Check all available built-in datatypes. You can also provide
the full name of a built-in or a custom datatype.
- width:w - maximum width of the generated image. Default is 1000
- height:h - maximum height of the generated image. Default is 1000
- -keep-ratio - directs SpatialHadoop to keep the aspect ratio when generating the image.
This means that the generated image will be of an aspect ratio similar to the MBR of the input file.
To avoid keeping aspect ratio, use -no-keep-ratio instead.
- color:c - the default color used to draw shapes. You can use one of the following
predefined colors: red, pink, blue, cyan, green, black, gray, and orange.
- -vflip - flips the generated image vertically.
- -overwrite - If provided, output file will be overwritten without notice. Otherwise,
the job will fail if output file already exists.
Plot Pyramid
Constructs an interactive image for the input file where the user can zoom in/out and pan
around the image. You can catch as many details as you want in the generated image by generating
more zoom levels. The output consists of a set of images, each of a fixed size (Tile Width x
Tile Height) generated at different zoom levels. The output also contains an HTML file which
uses Google Maps APIs
to navigate through generated images using a Google-Maps-like interface. You might need to
be connected to the internet to use the generated files even if the generated images are stored
locally to access Google APIs.
bin/shadoop plotp <input> <output> shape:<input format>
tilewidth:<tw> tileheight:<th> numlevels:<n> -keep-ratio color:<c> -vflip -overwrite
- input, output - paths to input and output.
- shape:input format - Type of shapes stored in the input file.
Check all available built-in datatypes.
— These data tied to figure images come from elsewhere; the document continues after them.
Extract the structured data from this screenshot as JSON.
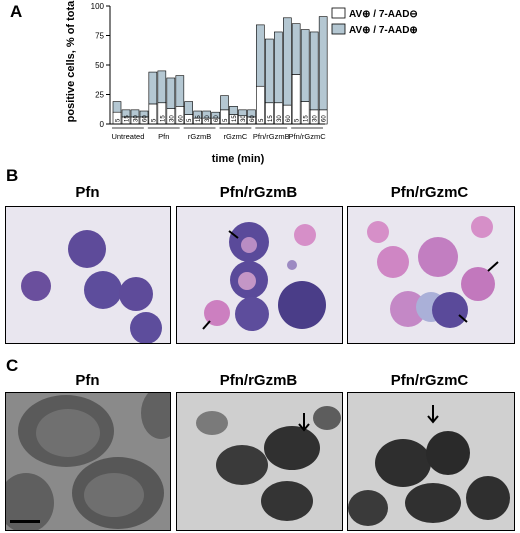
{
  "panels": {
    "a": {
      "letter": "A"
    },
    "b": {
      "letter": "B",
      "titles": [
        "Pfn",
        "Pfn/rGzmB",
        "Pfn/rGzmC"
      ]
    },
    "c": {
      "letter": "C",
      "titles": [
        "Pfn",
        "Pfn/rGzmB",
        "Pfn/rGzmC"
      ]
    }
  },
  "chart_data": {
    "type": "bar",
    "stacked": true,
    "ylabel": "positive cells, % of total",
    "xlabel": "time (min)",
    "ylim": [
      0,
      100
    ],
    "yticks": [
      0,
      25,
      50,
      75,
      100
    ],
    "groups": [
      "Untreated",
      "Pfn",
      "rGzmB",
      "rGzmC",
      "Pfn/rGzmB",
      "Pfn/rGzmC"
    ],
    "times": [
      "5",
      "15",
      "30",
      "60"
    ],
    "legend_position": "top-right",
    "series": [
      {
        "name": "AV⊕ / 7-AAD⊖",
        "color": "#ffffff",
        "values": [
          [
            10,
            6,
            6,
            6
          ],
          [
            17,
            18,
            13,
            15
          ],
          [
            8,
            5,
            5,
            5
          ],
          [
            12,
            8,
            7,
            6
          ],
          [
            32,
            18,
            18,
            16
          ],
          [
            42,
            19,
            12,
            12
          ]
        ]
      },
      {
        "name": "AV⊕ / 7-AAD⊕",
        "color": "#b4c7d2",
        "values": [
          [
            9,
            6,
            6,
            5
          ],
          [
            27,
            27,
            26,
            26
          ],
          [
            11,
            6,
            6,
            5
          ],
          [
            12,
            7,
            5,
            6
          ],
          [
            52,
            54,
            60,
            74
          ],
          [
            43,
            61,
            66,
            79
          ]
        ]
      }
    ]
  }
}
You can also provide
the full name of a built-in or a custom datatype.
- tilewidth:tw - width of each generated tile in the output. Default is 256.
- tileheight:th - height of each generated tile in the output. Default is 256.
- numlevels:n - number of zoom levels in the generated image. Default is 7.
- -keep-ratio - directs SpatialHadoop to keep the aspect ratio when generating the image.
This means that the generated image will be of an aspect ratio similar to the MBR of the input file.
To avoid keeping aspect ratio, use -no-keep-ratio instead.
- color:c - the default color used to draw shapes. You can use one of the following
predefined colors: red, pink, blue, cyan, green, black, gray, and orange.
- -vflip - flips the generated image vertically.
- -overwrite - If provided, output file will be overwritten without notice. Otherwise,
the job will fail if output file already exists.